There is a trait of great leadership that I want to commend to you in this week’s Leading Thoughts. It might sound a bit trendy or murky to some ears, but I’m convinced it is a trait we must have to lead well, one that we can strengthen intentionally in our lives.
This trait, this skill, is imagination. Now, a Disney-esque image might be forming in your mind as you read this word. This isn’t necessarily what I mean. Visions of cartoons and bright colors don’t necessarily need to be dancing in your head.
Imagination is the ability to envision mentally what isn’t already there. It is the skill of picturing what isn’t real, but—in a leadership context—could be.
The importance of imagination to great leadership is hard to exaggerate. Lincoln envisioned a free United States and it empowered him to remake his country. Churchill envisioned what Britain’s sacrifices in combatting Nazism would mean a thousand years later and it became the source of inspiration for his people.
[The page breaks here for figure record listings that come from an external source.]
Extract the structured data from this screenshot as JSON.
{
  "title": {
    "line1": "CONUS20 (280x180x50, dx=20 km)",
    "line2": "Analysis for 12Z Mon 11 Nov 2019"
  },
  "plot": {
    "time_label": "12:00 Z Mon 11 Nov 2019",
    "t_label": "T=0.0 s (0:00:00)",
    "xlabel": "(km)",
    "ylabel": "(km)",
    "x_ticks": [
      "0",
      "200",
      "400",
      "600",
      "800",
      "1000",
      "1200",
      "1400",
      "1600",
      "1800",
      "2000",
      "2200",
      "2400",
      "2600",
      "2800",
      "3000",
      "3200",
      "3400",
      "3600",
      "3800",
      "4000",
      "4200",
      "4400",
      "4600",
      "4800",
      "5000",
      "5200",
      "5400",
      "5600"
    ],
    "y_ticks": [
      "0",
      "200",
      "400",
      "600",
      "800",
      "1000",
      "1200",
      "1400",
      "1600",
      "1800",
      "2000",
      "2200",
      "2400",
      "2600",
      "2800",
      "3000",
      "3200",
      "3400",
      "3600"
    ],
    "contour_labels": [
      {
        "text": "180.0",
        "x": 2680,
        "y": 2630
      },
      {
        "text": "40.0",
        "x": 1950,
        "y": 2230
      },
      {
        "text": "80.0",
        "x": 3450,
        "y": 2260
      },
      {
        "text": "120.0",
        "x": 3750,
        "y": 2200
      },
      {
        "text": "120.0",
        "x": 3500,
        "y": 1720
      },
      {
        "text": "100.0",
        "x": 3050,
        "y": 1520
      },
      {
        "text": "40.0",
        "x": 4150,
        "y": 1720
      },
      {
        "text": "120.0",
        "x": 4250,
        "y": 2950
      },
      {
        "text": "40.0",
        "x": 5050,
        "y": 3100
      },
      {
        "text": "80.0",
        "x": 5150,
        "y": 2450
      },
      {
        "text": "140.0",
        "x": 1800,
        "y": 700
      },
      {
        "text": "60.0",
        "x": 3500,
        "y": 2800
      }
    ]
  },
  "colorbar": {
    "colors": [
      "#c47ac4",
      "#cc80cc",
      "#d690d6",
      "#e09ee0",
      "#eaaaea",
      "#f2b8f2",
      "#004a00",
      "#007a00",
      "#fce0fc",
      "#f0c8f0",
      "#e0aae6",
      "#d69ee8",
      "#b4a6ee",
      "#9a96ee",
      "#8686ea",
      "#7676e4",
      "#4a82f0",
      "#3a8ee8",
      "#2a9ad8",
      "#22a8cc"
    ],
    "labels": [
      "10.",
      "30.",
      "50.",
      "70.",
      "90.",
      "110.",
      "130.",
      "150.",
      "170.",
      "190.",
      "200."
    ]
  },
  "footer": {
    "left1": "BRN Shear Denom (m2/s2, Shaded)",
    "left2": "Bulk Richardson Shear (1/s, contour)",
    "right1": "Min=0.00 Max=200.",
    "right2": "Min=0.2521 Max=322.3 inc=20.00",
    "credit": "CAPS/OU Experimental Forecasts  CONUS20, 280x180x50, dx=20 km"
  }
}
Generals envision battles not yet fought. CEOs imagine markets and products that don’t yet exist. Educators imagine knowledge embedded in the minds of yet unlearned students and then imagine the means of making it happen.
And so it goes.
Nearly all greatness, nearly all achievement, comes from an initial act of imagining. Of course, action must follow, but far too often we have action without informed imagination, and this leads to empty busyness.
Now, each of us steps into adulthood with a certain amount of imaginative ability. This comes from how our parents interacted with us, what reading we have done, how teachers awakened dormant portions of our minds, and how freely we allowed our minds to roam.
We can take our imaginative abilities further, though. Here are some ways.
1. Read and Read Broadly
Space travel, the personal computer, the cell phone, and the microchip were all first imagined in the pages of science fiction. Political visions have often arisen from the pages of literature and poetry. Compassion for people far removed is inspired when we delve into cultures and worldviews unfamiliar to us but made understandable by the written word. Read and read broadly. It enflames imagination
2. Master Possibilities and Not Just Facts
Most leaders specialize in understanding what already exists. Yet they need a vision of the future. What will their industry look like in twenty years? Will it even exist? What will tech, markets, global trends, and leadership itself look like when the twenty-five-year-old exec is just hitting his stride in his fifties? This is how a leader thinks and these are the questions effective leaders ask.
3. Talk Dreams
I love getting my successful friends together and asking them to envision the future. “What’s that going to look like in five years?” I’ll often ask. “What will that mean to your grandchildren?” I want to know what’s coming. That’s why I’ve devoted much of my life to the study of the past. I believe history reveals the future. I enlist as much help as I can in imaging what’s coming. You are probably surrounded by smart people who think a great deal about the future. Dream with them. Imagine with them. Let their imaginative abilities be your guide.
That’s it. Cultivate the gift of informed imagination. Great success will follow if you execute well.